As to the second issue, the Commission determined that the Certificates of Capacity issued from at least the middle of 2022 until October 2023, which certified the Applicant has having no capacity for work, was not consistent with what the Applicant was doing during that period. The Applicant was then able to participate in tertiary education, and had the ability to read, take notes, use a computer and prepare written material for assessment. Accordingly, the Commission determined that the Applicant had at least some capacity to do work of a clerical or administrative nature during that period. It was determined that Applicant had no capacity from 29 July 2021 to 19 September 2021, but she had partial incapacity between 1 October 2021 and 30 June 2022.  The Applicant’s awards for weekly payments of compensation were adjusted to reflect her retained earning capacity.

As to the third issue, the Respondent argued that the Applicant could not receive the benefit of s 53 because she had not made her application before she left Australia. The Commission however, determined that s 53 sought to address whether a worker would continue to receive the weekly payment once the worker has left Australia and is able to establish permanent incapacity. In the circumstances, s 53 had no effect on the workers award of weekly payments.

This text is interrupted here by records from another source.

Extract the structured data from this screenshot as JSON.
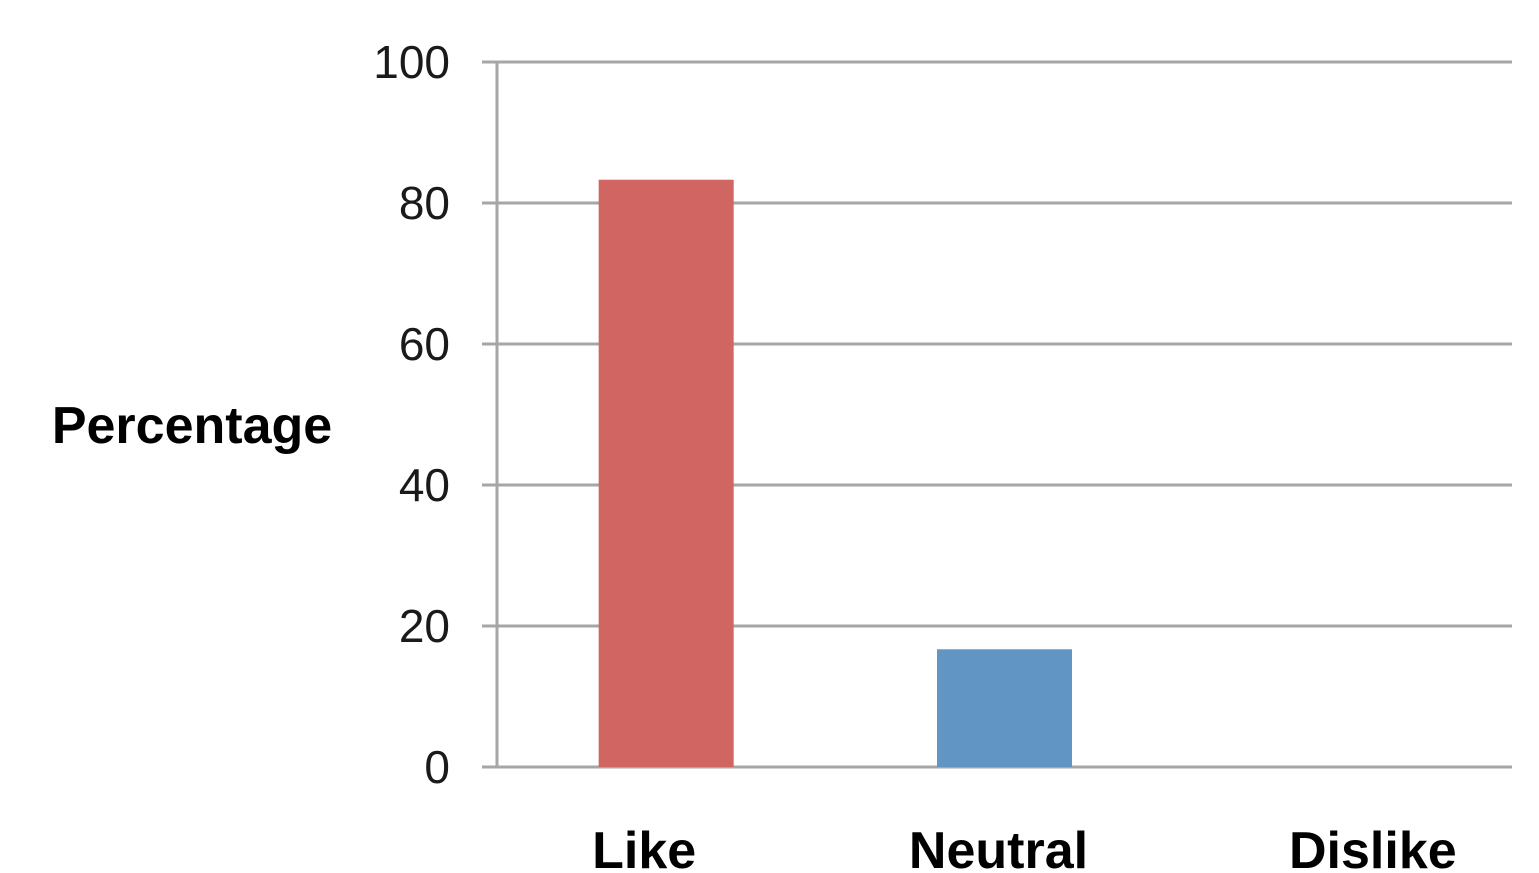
{
  "chart_data": {
    "type": "bar",
    "title": "",
    "xlabel": "",
    "ylabel": "Percentage",
    "categories": [
      "Like",
      "Neutral",
      "Dislike"
    ],
    "values": [
      83.3,
      16.7,
      0
    ],
    "colors": [
      "#d06562",
      "#6196c4",
      "#9bbb59"
    ],
    "ylim": [
      0,
      100
    ],
    "yticks": [
      "0",
      "20",
      "40",
      "60",
      "80",
      "100"
    ],
    "grid": true,
    "legend": "none"
  }
}
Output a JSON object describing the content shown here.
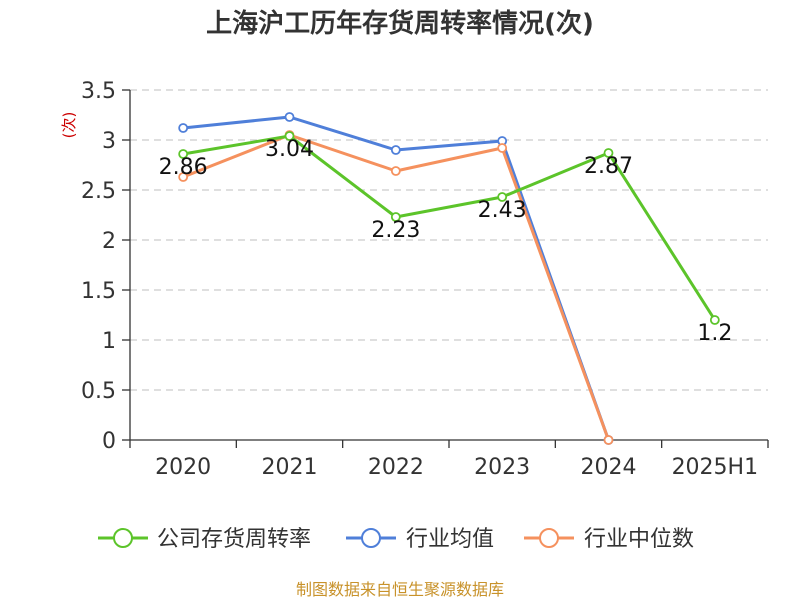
{
  "chart_data": {
    "type": "line",
    "title": "上海沪工历年存货周转率情况(次)",
    "ylabel": "(次)",
    "xlabel": "",
    "categories": [
      "2020",
      "2021",
      "2022",
      "2023",
      "2024",
      "2025H1"
    ],
    "ylim": [
      0,
      3.5
    ],
    "yticks": [
      "0",
      "0.5",
      "1",
      "1.5",
      "2",
      "2.5",
      "3",
      "3.5"
    ],
    "grid": true,
    "legend_position": "bottom",
    "series": [
      {
        "name": "公司存货周转率",
        "color": "#5cc42a",
        "values": [
          2.86,
          3.04,
          2.23,
          2.43,
          2.87,
          1.2
        ],
        "labels": [
          "2.86",
          "3.04",
          "2.23",
          "2.43",
          "2.87",
          "1.2"
        ]
      },
      {
        "name": "行业均值",
        "color": "#4f7fd9",
        "values": [
          3.12,
          3.23,
          2.9,
          2.99,
          0,
          null
        ]
      },
      {
        "name": "行业中位数",
        "color": "#f5915e",
        "values": [
          2.63,
          3.05,
          2.69,
          2.92,
          0,
          null
        ]
      }
    ],
    "source": "制图数据来自恒生聚源数据库"
  }
}
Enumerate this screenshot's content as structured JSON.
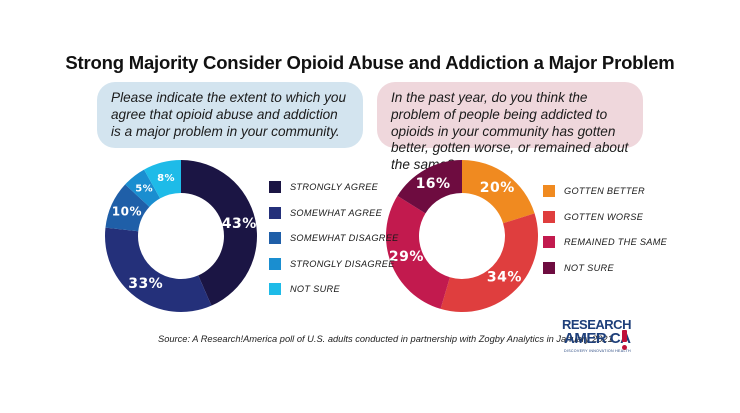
{
  "title": "Strong Majority Consider Opioid Abuse and Addiction a Major Problem",
  "source": "Source: A Research!America poll of U.S. adults conducted in partnership with Zogby Analytics in January 2021.",
  "logo": {
    "line1": "RESEARCH",
    "line2": "AMER CA",
    "tagline": "DISCOVERY  INNOVATION  HEALTH",
    "color": "#1e3f7a",
    "accent": "#c0103a"
  },
  "chart_data": [
    {
      "type": "pie",
      "style": "donut",
      "question": "Please indicate the extent to which you agree that opioid abuse and addiction is a major problem in your community.",
      "legend_position": "right",
      "categories": [
        "STRONGLY AGREE",
        "SOMEWHAT AGREE",
        "SOMEWHAT DISAGREE",
        "STRONGLY DISAGREE",
        "NOT SURE"
      ],
      "values": [
        43,
        33,
        10,
        5,
        8
      ],
      "labels": [
        "43%",
        "33%",
        "10%",
        "5%",
        "8%"
      ],
      "colors": [
        "#1b1544",
        "#24307a",
        "#1f5fa8",
        "#1a8ed0",
        "#1ebbe8"
      ]
    },
    {
      "type": "pie",
      "style": "donut",
      "question": "In the past year, do you think the problem of people being addicted to opioids in your community has gotten better, gotten worse, or remained about the same?",
      "legend_position": "right",
      "categories": [
        "GOTTEN BETTER",
        "GOTTEN WORSE",
        "REMAINED THE SAME",
        "NOT SURE"
      ],
      "values": [
        20,
        34,
        29,
        16
      ],
      "labels": [
        "20%",
        "34%",
        "29%",
        "16%"
      ],
      "colors": [
        "#f08a20",
        "#df3e3e",
        "#c21a4e",
        "#6e0c40"
      ]
    }
  ]
}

Key Lessons for Employers & Insurers

  1. According to ‘Procedural Direction PIC- Expert Witness Evidence’, an expert’s written report should include (among others), “the facts, matters and assumptions on which the opinions in the report are based”. Extra care should be taken to ensure that an expert has had consideration of all available medical evidence, so that the expert’s evidence is neither lacking in factual foundations, nor based on incorrect information or assumptions. Where an expert has not properly considered all available evidence, supplementary opinions should be sought. Additionally, one should not underestimate the utility in having a worker examined by the same expert over multiple occasions.
  2. Case managers and rehabilitation providers should be involved in case management and question treaters, especially when a worker’s certified capacity has changed for the worse in the absence of any intervening events or degenerative conditions. It is imperative that treaters explain the rationale for any change in certification or treatment recommendations so that a full appreciation of a worker’s condition can be had, which will assist in tailoring medical treatment and vocational rehabilitation to fit the circumstances of the worker.
  3. There is no procedural requirement under s 53 of the Act for workers to prove their permanent incapacity prior to their departure from Australia. If a worker’s incapacity is of a permanent nature and they have left Australia, they remain entitled to receive weekly payments of compensation.


Contributor: Justin Heng

The material contained in this publication is in the nature of general comment only, and neither purports nor is intended to be advice on any particular matter. No reader should act on the basis of any matter contained in this publication without considering, and if necessary, taking appropriate professional advice upon their own particular circumstances.